New York'un kayıp minareleri
Hacı Gümüş, finale doğru Bitlis'te kıyıdan suya bakar ve suları bulan...
Hacı Gümüş, finale doğru Bitlis'te kıyıdan suya bakar ve suları bulandırmamak için Türkiye'ye dönmediğini söyler... Bu cümle, 'New York'ta Beş Minare'nin Gülen cemaatini akladığını iddia edenler acaba haklılar mı' sorusunu getiriyor akla. Peki, nedir Mahsun Kırmızıgül'ü bu filmi uzun zaman üstünde çalıştıktan sonra bir 'büyük proje' olarak sunacak kadar heyecanlandıran? Fethullah Gülen'i ülkeye sokup aklamak için yapılmış girişim olarak düşünmek bana paranoyaklık olarak geliyor. Öte yandan Hacı Gümüş gibi bir karakterin kimseye benzemez özgün bir karakter olduğunu söylemek de saflıktır.

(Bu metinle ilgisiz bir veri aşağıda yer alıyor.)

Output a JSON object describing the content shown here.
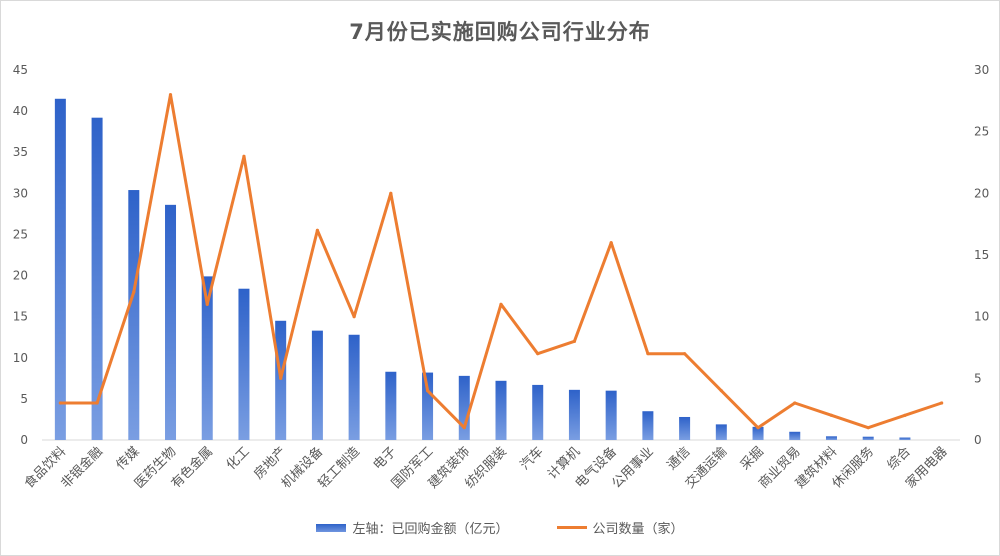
{
  "chart_data": {
    "type": "bar",
    "title": "7月份已实施回购公司行业分布",
    "categories": [
      "食品饮料",
      "非银金融",
      "传媒",
      "医药生物",
      "有色金属",
      "化工",
      "房地产",
      "机械设备",
      "轻工制造",
      "电子",
      "国防军工",
      "建筑装饰",
      "纺织服装",
      "汽车",
      "计算机",
      "电气设备",
      "公用事业",
      "通信",
      "交通运输",
      "采掘",
      "商业贸易",
      "建筑材料",
      "休闲服务",
      "综合",
      "家用电器"
    ],
    "series": [
      {
        "name": "左轴：已回购金额（亿元）",
        "type": "bar",
        "axis": "left",
        "color": "#4472c4",
        "values": [
          41.5,
          39.2,
          30.4,
          28.6,
          19.9,
          18.4,
          14.5,
          13.3,
          12.8,
          8.3,
          8.2,
          7.8,
          7.2,
          6.7,
          6.1,
          6.0,
          3.5,
          2.8,
          1.9,
          1.6,
          1.0,
          0.45,
          0.4,
          0.3,
          0
        ]
      },
      {
        "name": "公司数量（家）",
        "type": "line",
        "axis": "right",
        "color": "#ed7d31",
        "values": [
          3,
          3,
          12,
          28,
          11,
          23,
          5,
          17,
          10,
          20,
          4,
          1,
          11,
          7,
          8,
          16,
          7,
          7,
          4,
          1,
          3,
          2,
          1,
          2,
          3
        ]
      }
    ],
    "ylim_left": [
      0,
      45
    ],
    "yticks_left": [
      0,
      5,
      10,
      15,
      20,
      25,
      30,
      35,
      40,
      45
    ],
    "ylim_right": [
      0,
      30
    ],
    "yticks_right": [
      0,
      5,
      10,
      15,
      20,
      25,
      30
    ],
    "grid": false,
    "legend_position": "bottom"
  }
}
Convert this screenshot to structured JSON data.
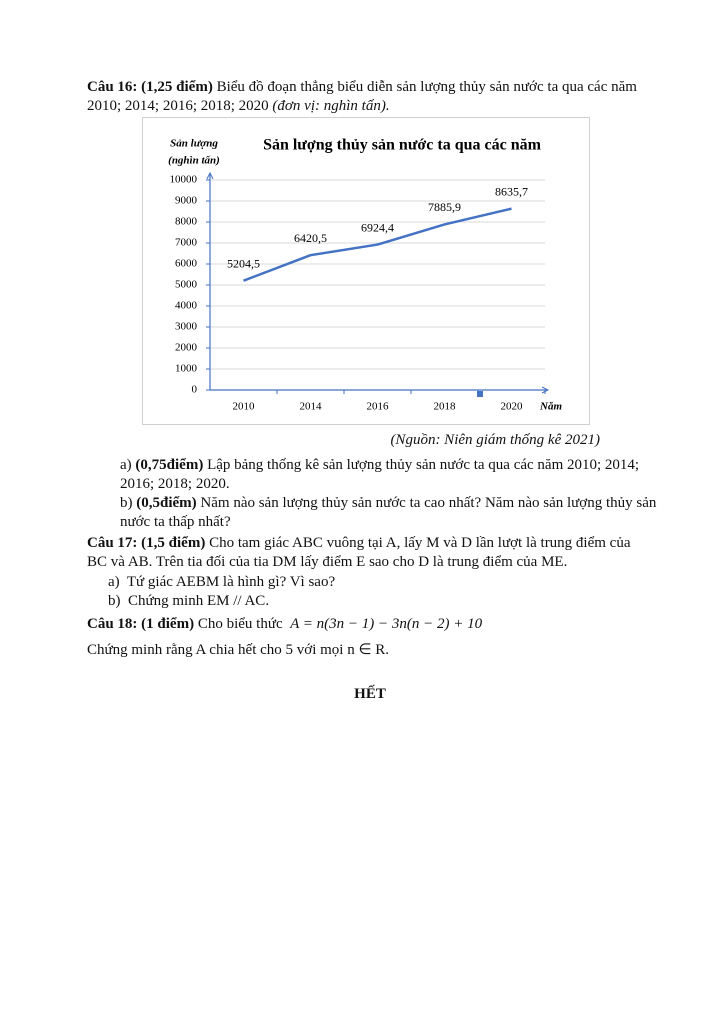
{
  "question_16": {
    "label": "Câu 16: (1,25 điểm)",
    "text": "Biểu đồ đoạn thẳng biểu diễn sản lượng thủy sản nước ta qua các năm 2010; 2014; 2016; 2018; 2020",
    "unit_note": "(đơn vị: nghìn tấn)."
  },
  "chart_data": {
    "type": "line",
    "title": "Sản lượng thủy sản nước ta qua các năm",
    "ylabel": [
      "Sản lượng",
      "(nghìn tấn)"
    ],
    "xlabel": "Năm",
    "categories": [
      "2010",
      "2014",
      "2016",
      "2018",
      "2020"
    ],
    "values": [
      5204.5,
      6420.5,
      6924.4,
      7885.9,
      8635.7
    ],
    "value_labels": [
      "5204,5",
      "6420,5",
      "6924,4",
      "7885,9",
      "8635,7"
    ],
    "color": "#4472c4",
    "ylim": [
      0,
      10000
    ],
    "yticks": [
      0,
      1000,
      2000,
      3000,
      4000,
      5000,
      6000,
      7000,
      8000,
      9000,
      10000
    ],
    "grid": true
  },
  "source": "(Nguồn: Niên giám thống kê 2021)",
  "question_16_parts": [
    {
      "label": "a)",
      "points": "(0,75điểm)",
      "text": "Lập bảng thống kê sản lượng thủy sản nước ta qua các năm 2010; 2014; 2016; 2018; 2020."
    },
    {
      "label": "b)",
      "points": "(0,5điểm)",
      "text": "Năm nào sản lượng thủy sản nước ta cao nhất? Năm nào sản lượng thủy sản nước ta thấp nhất?"
    }
  ],
  "question_17": {
    "label": "Câu 17: (1,5 điểm)",
    "text": "Cho tam giác ABC vuông tại A, lấy M và D lần lượt là trung điểm của BC và AB. Trên tia đối của tia DM lấy điểm E sao cho D là trung điểm của ME.",
    "parts": [
      {
        "label": "a)",
        "text": "Tứ giác AEBM là hình gì? Vì sao?"
      },
      {
        "label": "b)",
        "text": "Chứng minh EM // AC."
      }
    ]
  },
  "question_18": {
    "label": "Câu 18: (1 điểm)",
    "text": "Cho biểu thức",
    "formula": "A = n(3n − 1) − 3n(n − 2) + 10",
    "task": "Chứng minh rằng A chia hết cho 5 với mọi  n ∈ R."
  },
  "end": "HẾT"
}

'New York'ta Beş Minare' basında kopartılan fırtınayı hak etmiyor. Yani öyle 'hiçbir Türk filminde göremediğimiz şeyler var' diye ayılıp bayılacak bir durum yok. Hatta sinemanın teknoloji, aksiyon ve efekt olduğu yalanına kanmayacaklar için hayal kırıklığı da denebilir. Tıpkı Mahsun'un önceki filmlerinde ipleri bıraktığı Yıldız Kenter (Beyaz Melek) ve Altan Erkekli (Güneşi Gördüm) gibi, oyun büyük bir ustanın, Haluk Bilginer'in üstüne kurulmuş. Yine diğer iki filmde gösterdiği didaktik tavır azalmakla birlikte devam ediyor. Mahsun Kırmızıgül sinemada yol almak istiyorsa diyaloglara daha dikkat etmesi gerekecek. Havada kalan, sallanan ya da durumun anlamını gereği gibi veremeyen konuşmalar göze çarpıyor bu filmde. Herkes 'çok ağlamaklı' diye yakınıyor ancak onun dozajı da üç filmi arasında en az olanı.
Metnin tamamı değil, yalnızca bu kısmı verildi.